When my wife sneezes once, we say she's had a cold and understand that very soon I will be off on a four-day TheraFlu/NyQuil Magic Carpet Ride, in the middle of which will be the suddenly remembered Provincetown application deadline, precipitating hilarity. It's a good idea to proofread such materials before cheerfully dropping them in a mailbox, and not after you come home and collapse on the bed. When you turn a built-on afterthought of a kitchen pantry into a new bathroom, make sure the workers remember to create a barrier between its floor and the -1 degree outside air, or your feet and the waterlines are likely to freeze. Snow on the deck makes that deck part of the yard/toilet system, according to dogs, and a Robomaid skittering about the floors is just as fiendishly interesting and objectionable as a squirrel.
It's pretty bad, I guess, when the mailman leaves a note asking you to shovel the path to your mailbox. Also it seems that furnace filters need to be changed more than once every six months. It would have been a good idea for the previous owners of a house to have placed the thermostat in a different room from the fireplace -- that way the fireplace would be a useful appliance, rather than a method of freezing every other room. There are better ways to wake up at 5:52 than to the sound of a dog vomiting, and better things, surely, for dogs to have in their stomachs than sketchy green foam.
Don't laugh "that" hard when your Methodist grandmother tells you she just bought a new car, a bright red Catholic. When painting a wall, try to remember to keep the freshly filled roller tray, which you have for some reason decided to hold in your other hand, level while you're bitching to your wife about something, especially if you don't bother to cover the new tile floor with a tarp first. And don't place a Styrofoam take-out box, heavy with Hamburg Inn #2 mashed potatoes and gravy, on the passenger-side dashboard right before your wife takes off down a pothole-strewn alley, unless you need a way to get dogs to lick your pants, and try to remember to wear different pants the next day, or your dog's resumed licking will make it your turn to wear the humiliated, impatient expression. Finally, check the labels before putting your wife's sweaters in the dryer, except when you are trying to make doll clothes.
Update: Before blogging on Trash Day morning, remember to take out the trash.
7 comments:
I feel your pain, as they say. I've become convinced of a malicious ghost in most of the machines in my life.
Though if these are all relatively recent occurrences, you've got me beat. And then some. Man, mashed potatoes WITH gravy? Tragic.

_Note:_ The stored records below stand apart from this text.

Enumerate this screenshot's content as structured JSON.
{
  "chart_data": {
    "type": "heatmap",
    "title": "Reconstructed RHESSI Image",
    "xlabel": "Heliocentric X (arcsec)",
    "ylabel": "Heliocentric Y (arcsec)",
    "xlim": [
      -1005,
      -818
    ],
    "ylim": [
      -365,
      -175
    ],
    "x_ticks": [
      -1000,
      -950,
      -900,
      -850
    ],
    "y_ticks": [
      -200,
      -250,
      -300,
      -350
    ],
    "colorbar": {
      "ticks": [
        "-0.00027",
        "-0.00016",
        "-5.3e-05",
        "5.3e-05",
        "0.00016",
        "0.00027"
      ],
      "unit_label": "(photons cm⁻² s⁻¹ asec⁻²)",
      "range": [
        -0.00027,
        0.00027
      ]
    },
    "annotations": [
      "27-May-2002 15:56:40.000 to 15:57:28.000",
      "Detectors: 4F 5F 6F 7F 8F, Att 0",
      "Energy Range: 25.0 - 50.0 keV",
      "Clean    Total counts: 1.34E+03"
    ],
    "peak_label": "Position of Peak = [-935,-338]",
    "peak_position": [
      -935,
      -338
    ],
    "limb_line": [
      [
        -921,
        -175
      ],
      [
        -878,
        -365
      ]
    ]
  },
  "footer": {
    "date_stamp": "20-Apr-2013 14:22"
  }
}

The past week for most of it, Mr. Jackson. Two weeks for all.
Oh, dear. Hope things are going better for you today, Grendel.
(I have forgotten the trash more times than I can count.)
Grendel, old chap, you really need to stop toweling yourself off with black cats.
Grendel, I hope you're feeling better because your presence is decreed at our party this weekend. Take note! Take drugs!
Barring unforeseen circumstances -- and really, what could happen? -- we'll be there.
Ah, I do so enjoy reading Famous Last Words like that. I eagerly await Monday's report on what unforeseen obstacles arose.